The interrupt control circuit of the second invention is
Since the selecting means can enable / disable the changing means for temporarily generating a level without an interrupt request to the CPU, it is possible to deal with both level sense and edge sense interrupts, and a dedicated additional circuit is provided for each CPU. It is possible to meet the external interrupt acceptance specification of the CPU.

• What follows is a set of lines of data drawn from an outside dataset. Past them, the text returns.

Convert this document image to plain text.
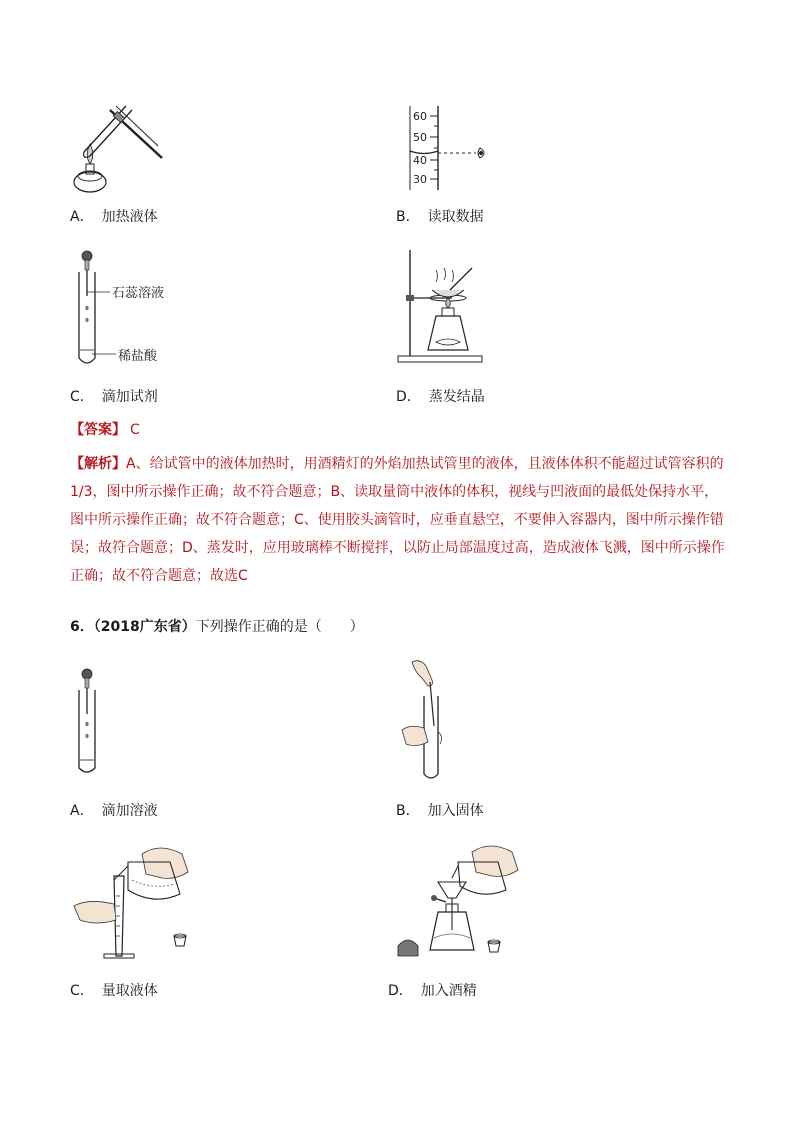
A． 加热液体
60
50
40
30
B． 读取数据
石蕊溶液
稀盐酸
C． 滴加试剂	D． 蒸发结晶
【答案】 C
【解析】A、给试管中的液体加热时，用酒精灯的外焰加热试管里的液体，且液体体积不能超过试管容积的1/3，图中所示操作正确；故不符合题意；B、读取量筒中液体的体积，视线与凹液面的最低处保持水平，图中所示操作正确；故不符合题意；C、使用胶头滴管时，应垂直悬空，不要伸入容器内，图中所示操作错误；故符合题意；D、蒸发时，应用玻璃棒不断搅拌，以防止局部温度过高，造成液体飞溅，图中所示操作正确；故不符合题意；故选C
6．（2018广东省）下列操作正确的是（　　）
A． 滴加溶液	B． 加入固体
C． 量取液体	D． 加入酒精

[Brief description of drawings]

FIG. 1 is a diagram showing an embodiment of an interrupt control circuit of the present invention.

FIG. 2 is a timing chart showing a characteristic operation of the interrupt control circuit of the present invention.

FIG. 3 is a diagram showing an embodiment of a conventional interrupt control circuit.

FIG. 4 is a timing chart showing the operation of a conventional interrupt control circuit.

[Explanation of symbols]

 1 Local Interrupt Input Unit 2 Bus Interrupt Input Unit 3 Interrupt Output Unit 11 Local Interrupt Request Register 12 Local Interrupt Mask Register 21 Bus Interrupt Request Register 31 Interrupt Level Determining Circuit 32 Interrupt Level Output Circuit 33 Edge Control Circuit (Example of Changing Means) 34 Edge control designation register (an example of selection means)

Claims (2)

[Claims] 1. An interrupt control circuit having the following elements: (a) an input unit for inputting a plurality of interrupt requests of the same level; and (b) one of the interrupt requests input by the input unit is selected and externally set to that level. Output means for outputting a corresponding interrupt signal, and (c) a case where the interrupt request corresponding to the interrupt signal output by the output means is canceled,
Changing means for changing the output level of the interrupt signal by the output means for a predetermined period when there is another interrupt request of the same level as the interrupt request to be released among the interrupt requests input by the input means. 2. The interrupt control circuit according to claim 1, further comprising selection means for selectively operating the changing means in the interrupt control circuit.